2009/05/08

Astromagie I


Zu leben heißt zu leiden. Das ist die erste edle Wahrheit des Buddhismus. Aber man muß kein Buddhist sein, um ihr zuzustimmen. Genaugenommen kann man ihr nicht ernstlich widersprechen. Der früheste Kommentar zu der Erkenntnis des Buddha erläutert: Geburt ist Leiden, Krankheit ist Leiden, Altern ist Leiden, Sterben ist Leiden, Zusammensein mit Leuten, die man nicht mag, ist Leiden, Getrenntsein von Leuten, die man mag, ist ebenfalls Leiden und Wünsche zu haben, die nicht erfüllt werden ist auch Leiden.
Die drei übrigen edlen Wahrheiten des Buddhismus befassen sich damit, wie man dem Leiden entkommen kann. Auch den Wahrheiten wird niemand widersprechen. Aber die meisten Leute praktizieren die buddhistische Methode nicht. Die Methode scheint für die heutige Zeit und für unseren Kulturkreis nicht ideal zu sein. Obwohl es wahrscheinlich noch keine bessere Methode gibt, brauchen wir dennoch eine andere Methode.

Mein Verfasser meint, daß uns dabei die altehrwürdige Kunst der Astrologie hülfe. Mithilfe der Astrologie können wir einige der sieben Formen des Leidens, die der alte, indische Kommentar erwähnt, zumindest lindern. Am deutlichsten sollte das bei der vorletzten Form sichtbar sein, denn die Astrologie wird schon seit langer Zeit als Werkzeug bei der Partnerwahl eingesetzt, wenn auch mit unterschiedlichem Erfolg.

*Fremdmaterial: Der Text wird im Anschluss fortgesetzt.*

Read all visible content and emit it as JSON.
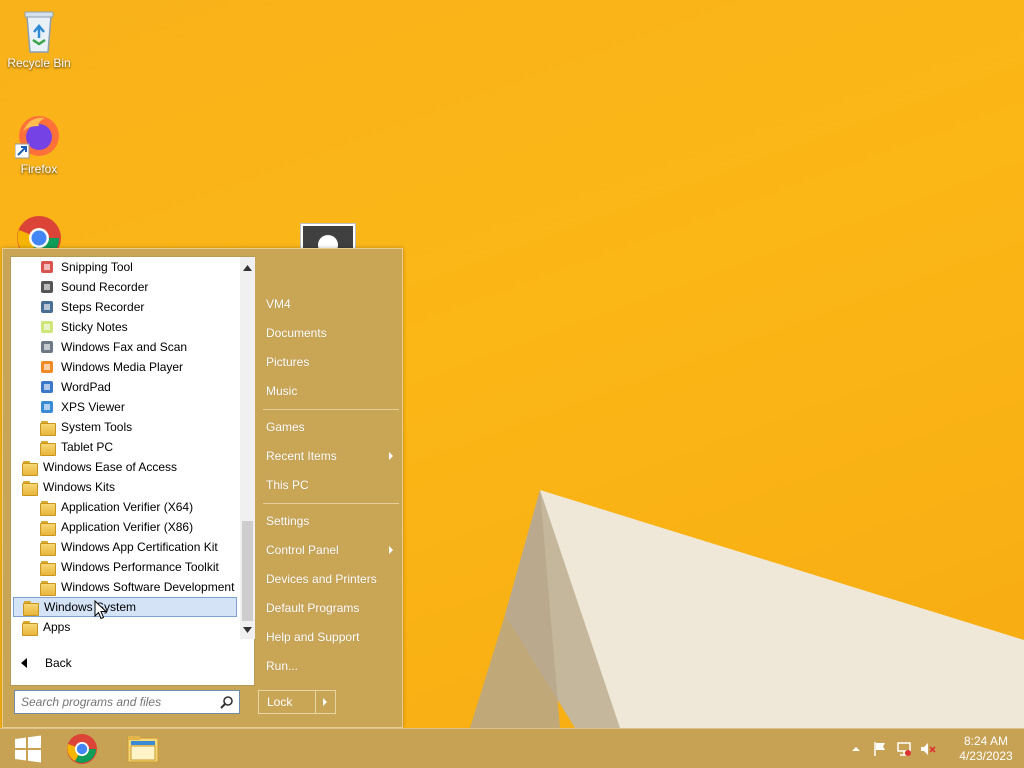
{
  "desktop": {
    "icons": [
      {
        "label": "Recycle Bin"
      },
      {
        "label": "Firefox"
      },
      {
        "label": ""
      }
    ]
  },
  "start_menu": {
    "programs": [
      {
        "label": "Snipping Tool",
        "icon": "scissors-icon",
        "indent": 2
      },
      {
        "label": "Sound Recorder",
        "icon": "microphone-icon",
        "indent": 2
      },
      {
        "label": "Steps Recorder",
        "icon": "steps-recorder-icon",
        "indent": 2
      },
      {
        "label": "Sticky Notes",
        "icon": "sticky-note-icon",
        "indent": 2
      },
      {
        "label": "Windows Fax and Scan",
        "icon": "fax-icon",
        "indent": 2
      },
      {
        "label": "Windows Media Player",
        "icon": "media-player-icon",
        "indent": 2
      },
      {
        "label": "WordPad",
        "icon": "wordpad-icon",
        "indent": 2
      },
      {
        "label": "XPS Viewer",
        "icon": "xps-viewer-icon",
        "indent": 2
      },
      {
        "label": "System Tools",
        "icon": "folder-icon",
        "indent": 2
      },
      {
        "label": "Tablet PC",
        "icon": "folder-icon",
        "indent": 2
      },
      {
        "label": "Windows Ease of Access",
        "icon": "folder-icon",
        "indent": 1
      },
      {
        "label": "Windows Kits",
        "icon": "folder-icon",
        "indent": 1
      },
      {
        "label": "Application Verifier (X64)",
        "icon": "folder-icon",
        "indent": 2
      },
      {
        "label": "Application Verifier (X86)",
        "icon": "folder-icon",
        "indent": 2
      },
      {
        "label": "Windows App Certification Kit",
        "icon": "folder-icon",
        "indent": 2
      },
      {
        "label": "Windows Performance Toolkit",
        "icon": "folder-icon",
        "indent": 2
      },
      {
        "label": "Windows Software Development Kit",
        "icon": "folder-icon",
        "indent": 2
      },
      {
        "label": "Windows System",
        "icon": "folder-icon",
        "indent": 1,
        "selected": true
      },
      {
        "label": "Apps",
        "icon": "apps-folder-icon",
        "indent": 1
      }
    ],
    "back_label": "Back",
    "search_placeholder": "Search programs and files",
    "right_items": [
      {
        "label": "VM4",
        "submenu": false
      },
      {
        "label": "Documents",
        "submenu": false
      },
      {
        "label": "Pictures",
        "submenu": false
      },
      {
        "label": "Music",
        "submenu": false
      },
      {
        "label": "Games",
        "submenu": false
      },
      {
        "label": "Recent Items",
        "submenu": true
      },
      {
        "label": "This PC",
        "submenu": false
      },
      {
        "label": "Settings",
        "submenu": false
      },
      {
        "label": "Control Panel",
        "submenu": true
      },
      {
        "label": "Devices and Printers",
        "submenu": false
      },
      {
        "label": "Default Programs",
        "submenu": false
      },
      {
        "label": "Help and Support",
        "submenu": false
      },
      {
        "label": "Run...",
        "submenu": false
      }
    ],
    "lock_label": "Lock"
  },
  "taskbar": {
    "clock_time": "8:24 AM",
    "clock_date": "4/23/2023"
  },
  "colors": {
    "accent": "#c9a556",
    "wallpaper": "#fbb716",
    "selection": "#d5e3f7"
  }
}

Mein Verfasser bezeichnet es als Astromagie, wenn man astrologische Methoden einsetzt, um Leiden zu verringern und Erfolge zu erzielen.

Genau hier ist eine Warnung angebracht. Die Astromagie bedient sich alter und neuer Erkenntnisse aus dem Bereich der Astrologie, um Ziele zu erreichen, für die man bisher immer auf andere Methoden zurückgreifen mußte. Die Astromagie ist eine ganz neue Idee, mit der noch keine Erfahrungen vorliegen. Sie könnte sich als völlig nutzlos erweisen. Natürlich ist das anders gedacht, aber die Beschäftigung mit der Astromagie kann zunächst nur auf einer rein experimentellen Basis geschehen. Wie bei allen anderen Forschungsarbeiten auch, kann sie von Erfolgen ebensogut wie von Mißerfolgen gekrönt werden.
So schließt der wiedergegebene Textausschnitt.